The original working title for the show was The Old Country, and other rejected titles include Tevye and Not So Long Ago, Not So Far Away. It ultimately became Fiddler on the Roof based upon a painting by Marc Chagall. Jerome Robbins had met and admired Chagall for his renditions of his childhood ḥasidic community of Vitebsk, where dance and music stirred faithful devotion, themes which Robbins believed characterized the quintessence of Fiddler.
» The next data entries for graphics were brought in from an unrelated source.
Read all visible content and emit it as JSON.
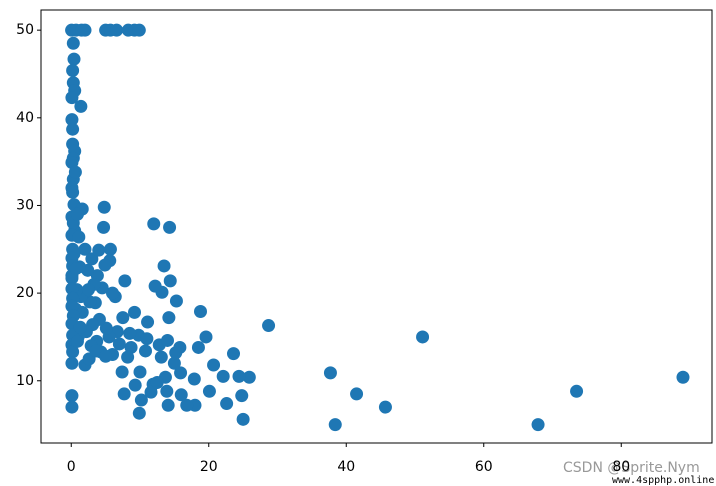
{
  "chart_data": {
    "type": "scatter",
    "x": [
      88.98,
      73.5,
      67.9,
      51.1,
      45.7,
      41.5,
      38.4,
      37.7,
      28.7,
      25.9,
      25.0,
      24.8,
      24.4,
      23.6,
      22.6,
      22.1,
      20.7,
      20.1,
      19.6,
      18.8,
      18.5,
      18.0,
      17.9,
      16.8,
      15.9,
      15.8,
      15.3,
      15.0,
      14.4,
      14.3,
      14.2,
      14.1,
      13.9,
      13.7,
      13.5,
      13.2,
      13.1,
      12.8,
      12.2,
      12.0,
      11.9,
      11.6,
      11.1,
      10.8,
      10.2,
      9.9,
      9.8,
      9.3,
      9.2,
      8.7,
      8.2,
      7.8,
      7.7,
      7.4,
      7.0,
      6.7,
      6.4,
      6.0,
      5.7,
      5.6,
      5.5,
      5.1,
      4.9,
      4.8,
      4.7,
      4.5,
      4.3,
      4.1,
      3.8,
      3.7,
      3.5,
      3.3,
      3.1,
      2.9,
      2.7,
      2.4,
      2.2,
      2.0,
      2.0,
      1.8,
      1.6,
      1.4,
      1.2,
      1.0,
      0.8,
      0.6,
      0.5,
      0.4,
      0.3,
      0.2,
      0.1,
      0.05,
      0.7,
      1.5,
      2.0,
      5.0,
      5.7,
      6.6,
      8.3,
      9.2,
      9.9,
      0.3,
      0.4,
      0.2,
      0.3,
      0.5,
      0.1,
      1.4,
      0.1,
      0.2,
      0.5,
      0.3,
      0.1,
      0.6,
      0.1,
      0.2,
      0.4,
      0.1,
      0.3,
      0.1,
      0.2,
      0.1,
      0.2,
      0.1,
      0.1,
      0.2,
      0.1,
      0.3,
      0.1,
      0.2,
      0.1,
      0.2,
      0.1,
      0.1,
      0.1,
      1.6,
      0.9,
      1.1,
      0.7,
      3.0,
      2.5,
      4.0,
      1.3,
      0.9,
      2.6,
      3.6,
      6.0,
      5.0,
      7.5,
      8.5,
      10.0,
      11.0,
      12.5,
      14.0,
      15.2,
      16.0
    ],
    "values": [
      10.4,
      8.8,
      5.0,
      15.0,
      7.0,
      8.5,
      5.0,
      10.9,
      16.3,
      10.4,
      5.6,
      8.3,
      10.5,
      13.1,
      7.4,
      10.5,
      11.8,
      8.8,
      15.0,
      17.9,
      13.8,
      7.2,
      10.2,
      7.2,
      10.9,
      13.8,
      19.1,
      12.0,
      21.4,
      27.5,
      17.2,
      7.2,
      8.8,
      10.4,
      23.1,
      20.1,
      12.7,
      14.1,
      20.8,
      27.9,
      9.6,
      8.7,
      16.7,
      13.4,
      7.8,
      6.3,
      15.2,
      9.5,
      17.8,
      13.8,
      12.7,
      21.4,
      8.5,
      11.0,
      14.2,
      15.6,
      19.6,
      20.0,
      25.0,
      23.7,
      15.0,
      16.0,
      23.2,
      29.8,
      27.5,
      20.6,
      13.3,
      17.0,
      22.0,
      14.5,
      18.9,
      21.0,
      16.4,
      14.0,
      19.0,
      22.6,
      15.6,
      25.0,
      11.8,
      20.0,
      17.8,
      19.6,
      23.0,
      15.0,
      20.4,
      18.2,
      27.1,
      24.5,
      33.0,
      37.0,
      22.0,
      50.0,
      50.0,
      50.0,
      50.0,
      50.0,
      50.0,
      50.0,
      50.0,
      50.0,
      50.0,
      48.5,
      46.7,
      45.4,
      44.0,
      43.1,
      42.3,
      41.3,
      39.8,
      38.7,
      36.2,
      35.4,
      34.9,
      33.8,
      32.0,
      31.5,
      30.1,
      28.7,
      28.0,
      26.6,
      25.0,
      24.0,
      23.1,
      21.7,
      20.5,
      19.4,
      18.5,
      17.4,
      16.5,
      15.2,
      14.1,
      13.3,
      12.0,
      8.3,
      7.0,
      29.6,
      29.0,
      26.4,
      22.8,
      23.9,
      20.4,
      24.9,
      16.1,
      14.5,
      12.5,
      13.4,
      13.0,
      12.8,
      17.2,
      15.4,
      11.0,
      14.8,
      9.8,
      14.6,
      13.2,
      8.4
    ],
    "color": "#1f77b4",
    "xlim": [
      -4.4,
      93.2
    ],
    "ylim": [
      2.9,
      52.3
    ],
    "xticks": [
      0,
      20,
      40,
      60,
      80
    ],
    "yticks": [
      10,
      20,
      30,
      40,
      50
    ]
  },
  "watermark": [
    "CSDN @Sprite.Nym",
    "www.4spphp.online"
  ]
}
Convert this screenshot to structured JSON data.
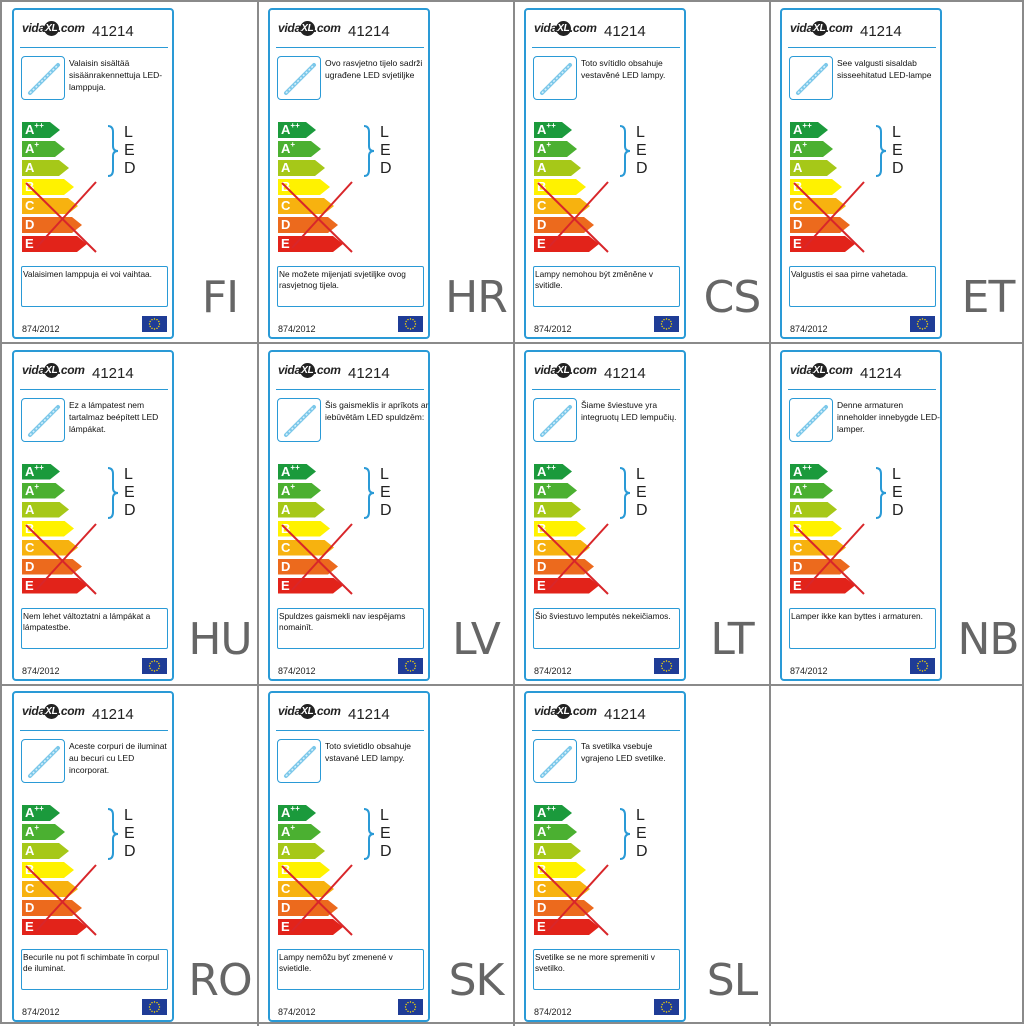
{
  "brand": {
    "logo_text_left": "vida",
    "logo_text_x": "XL",
    "logo_text_right": ".com"
  },
  "article_number": "41214",
  "regulation": "874/2012",
  "led_letters": [
    "L",
    "E",
    "D"
  ],
  "energy_classes": [
    {
      "label": "A",
      "sup": "++",
      "color": "#1b9a3c"
    },
    {
      "label": "A",
      "sup": "+",
      "color": "#4bb031"
    },
    {
      "label": "A",
      "sup": "",
      "color": "#a6c818"
    },
    {
      "label": "B",
      "sup": "",
      "color": "#fff200"
    },
    {
      "label": "C",
      "sup": "",
      "color": "#f7b20f"
    },
    {
      "label": "D",
      "sup": "",
      "color": "#ec6a1d"
    },
    {
      "label": "E",
      "sup": "",
      "color": "#e2231a"
    }
  ],
  "colors": {
    "accent": "#2a9ad6",
    "cross": "#d8262a",
    "grid": "#8a8a8a"
  },
  "labels": [
    {
      "lang": "FI",
      "desc": "Valaisin sisältää sisäänrakennettuja LED-lamppuja.",
      "note": "Valaisimen lamppuja ei voi vaihtaa."
    },
    {
      "lang": "HR",
      "desc": "Ovo rasvjetno tijelo sadrži ugrađene LED svjetiljke",
      "note": "Ne možete mijenjati svjetiljke ovog rasvjetnog tijela."
    },
    {
      "lang": "CS",
      "desc": "Toto svítidlo obsahuje vestavěné LED lampy.",
      "note": "Lampy nemohou být změněne v svitidle."
    },
    {
      "lang": "ET",
      "desc": "See valgusti sisaldab sisseehitatud LED-lampe",
      "note": "Valgustis ei saa pirne vahetada."
    },
    {
      "lang": "HU",
      "desc": "Ez a lámpatest nem tartalmaz beépített LED lámpákat.",
      "note": "Nem lehet változtatni a lámpákat a lámpatestbe."
    },
    {
      "lang": "LV",
      "desc": "Šis gaismeklis ir aprīkots ar iebūvētām LED spuldzēm:",
      "note": "Spuldzes gaismekli nav iespējams nomainīt."
    },
    {
      "lang": "LT",
      "desc": "Šiame šviestuve yra integruotų LED lempučių.",
      "note": "Šio šviestuvo lemputės nekeičiamos."
    },
    {
      "lang": "NB",
      "desc": "Denne armaturen inneholder innebygde LED-lamper.",
      "note": "Lamper ikke kan byttes i armaturen."
    },
    {
      "lang": "RO",
      "desc": "Aceste corpuri de iluminat au becuri cu LED incorporat.",
      "note": "Becurile nu pot fi schimbate în corpul de iluminat."
    },
    {
      "lang": "SK",
      "desc": "Toto svietidlo obsahuje vstavané LED lampy.",
      "note": "Lampy nemôžu byť zmenené v svietidle."
    },
    {
      "lang": "SL",
      "desc": "Ta svetilka vsebuje vgrajeno LED svetilke.",
      "note": "Svetilke se ne more spremeniti v svetilko."
    }
  ]
}
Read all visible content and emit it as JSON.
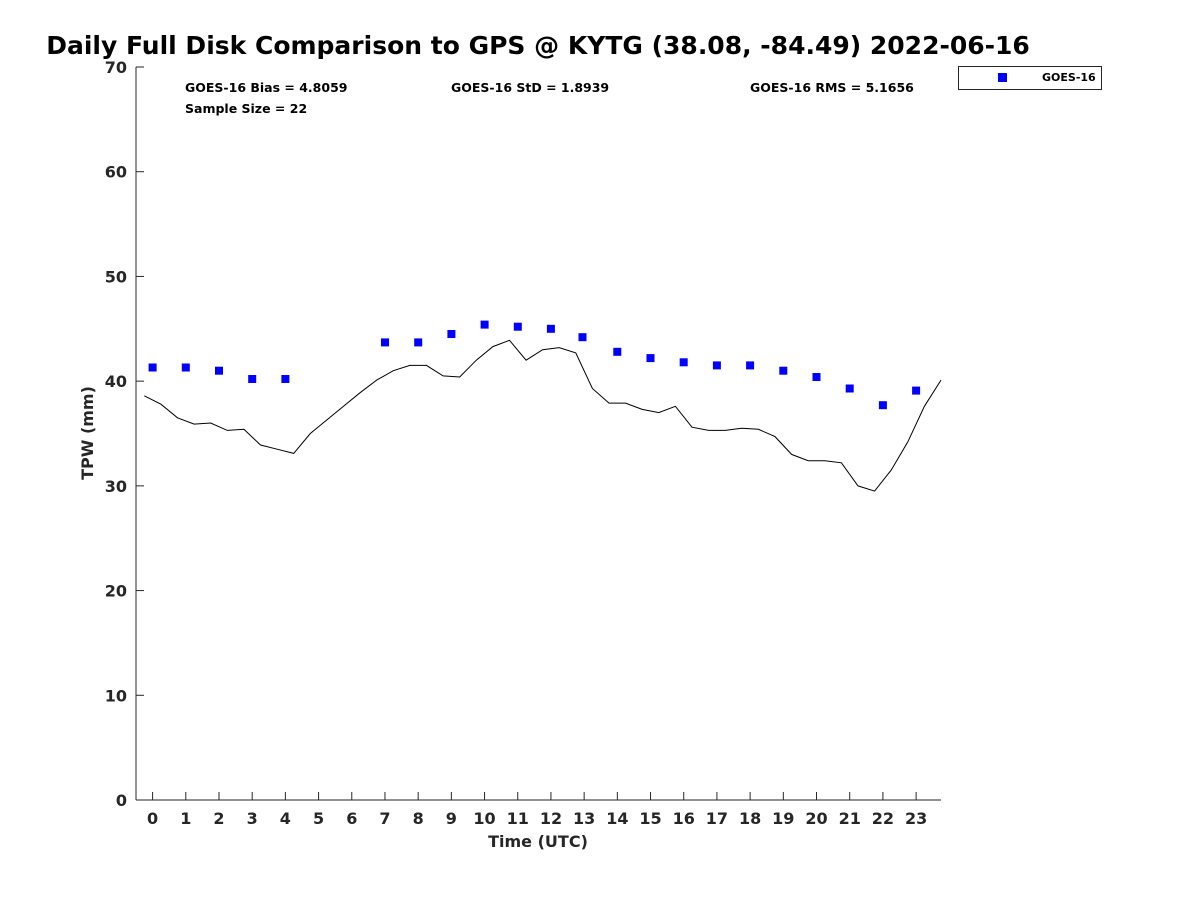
{
  "chart_data": {
    "type": "scatter",
    "title": "Daily Full Disk Comparison to GPS @ KYTG (38.08, -84.49) 2022-06-16",
    "xlabel": "Time (UTC)",
    "ylabel": "TPW (mm)",
    "xlim": [
      -0.5,
      23.75
    ],
    "ylim": [
      0,
      70
    ],
    "x_ticks": [
      0,
      1,
      2,
      3,
      4,
      5,
      6,
      7,
      8,
      9,
      10,
      11,
      12,
      13,
      14,
      15,
      16,
      17,
      18,
      19,
      20,
      21,
      22,
      23
    ],
    "y_ticks": [
      0,
      10,
      20,
      30,
      40,
      50,
      60,
      70
    ],
    "grid": false,
    "legend_position": "outside-top-right",
    "stats": {
      "bias": "GOES-16 Bias = 4.8059",
      "std": "GOES-16 StD = 1.8939",
      "rms": "GOES-16 RMS = 5.1656",
      "sample": "Sample Size = 22"
    },
    "series": [
      {
        "name": "GOES-16",
        "kind": "scatter",
        "marker": "square",
        "color": "#0000ff",
        "x": [
          0,
          1,
          2,
          3,
          4,
          7,
          8,
          9,
          10,
          11,
          12,
          12.95,
          14,
          15,
          16,
          17,
          18,
          19,
          20,
          21,
          22,
          23
        ],
        "y": [
          41.3,
          41.3,
          41.0,
          40.2,
          40.2,
          43.7,
          43.7,
          44.5,
          45.4,
          45.2,
          45.0,
          44.2,
          42.8,
          42.2,
          41.8,
          41.5,
          41.5,
          41.0,
          40.4,
          39.3,
          37.7,
          39.1
        ]
      },
      {
        "kind": "line",
        "color": "#000000",
        "x": [
          -0.25,
          0.25,
          0.75,
          1.25,
          1.75,
          2.25,
          2.75,
          3.25,
          3.75,
          4.25,
          4.75,
          5.25,
          5.75,
          6.25,
          6.75,
          7.25,
          7.75,
          8.25,
          8.75,
          9.25,
          9.75,
          10.25,
          10.75,
          11.25,
          11.75,
          12.25,
          12.75,
          13.25,
          13.75,
          14.25,
          14.75,
          15.25,
          15.75,
          16.25,
          16.75,
          17.25,
          17.75,
          18.25,
          18.75,
          19.25,
          19.75,
          20.25,
          20.75,
          21.25,
          21.75,
          22.25,
          22.75,
          23.25,
          23.75
        ],
        "y": [
          38.6,
          37.8,
          36.5,
          35.9,
          36.0,
          35.3,
          35.4,
          33.9,
          33.5,
          33.1,
          35.0,
          36.3,
          37.6,
          38.9,
          40.1,
          41.0,
          41.5,
          41.5,
          40.5,
          40.4,
          42.0,
          43.3,
          43.9,
          42.0,
          43.0,
          43.2,
          42.7,
          39.3,
          37.9,
          37.9,
          37.3,
          37.0,
          37.6,
          35.6,
          35.3,
          35.3,
          35.5,
          35.4,
          34.7,
          33.0,
          32.4,
          32.4,
          32.2,
          30.0,
          29.5,
          31.5,
          34.2,
          37.6,
          40.1
        ]
      }
    ]
  }
}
Although Chagall declined an offer to design the set (he reportedly disliked the musical), it was nonetheless designed in his distinctive style and the play’s colorful logo was similarly inspired by the palette of Chagall’s paintings. . . .

Robbins went to great lengths to portray the characters and Jewish life in the shtetl with utmost authenticity, assigning various books about Jewish life in Eastern Europe to the cast as “homework.” . . . Robbins even went so far as to take the cast on trips to New York City to observe Orthodox weddings; Zero Mostel, who played Tevye and was often in conflict with Robbins, mockingly commented, “A couple of weddings in Williamsburg and that putz thinks he understands Orthodox Jews.”

As a very young child, Robbins’s parents took him to visit his widowed grandfather in [the shtetl of] Rozhanka, and he came to love his zeyde and the Yiddish songs he sang. When he detoured to Rozhanka years later, he learned that its entire Jewish population of some 120 families had been liquidated in the Holocaust, and he became inspired to bring the “Anatevka” of his childhood back to life on the Broadway stage as a way to celebrate the warmth of the now lost Jewish life he had experienced in the shtetl.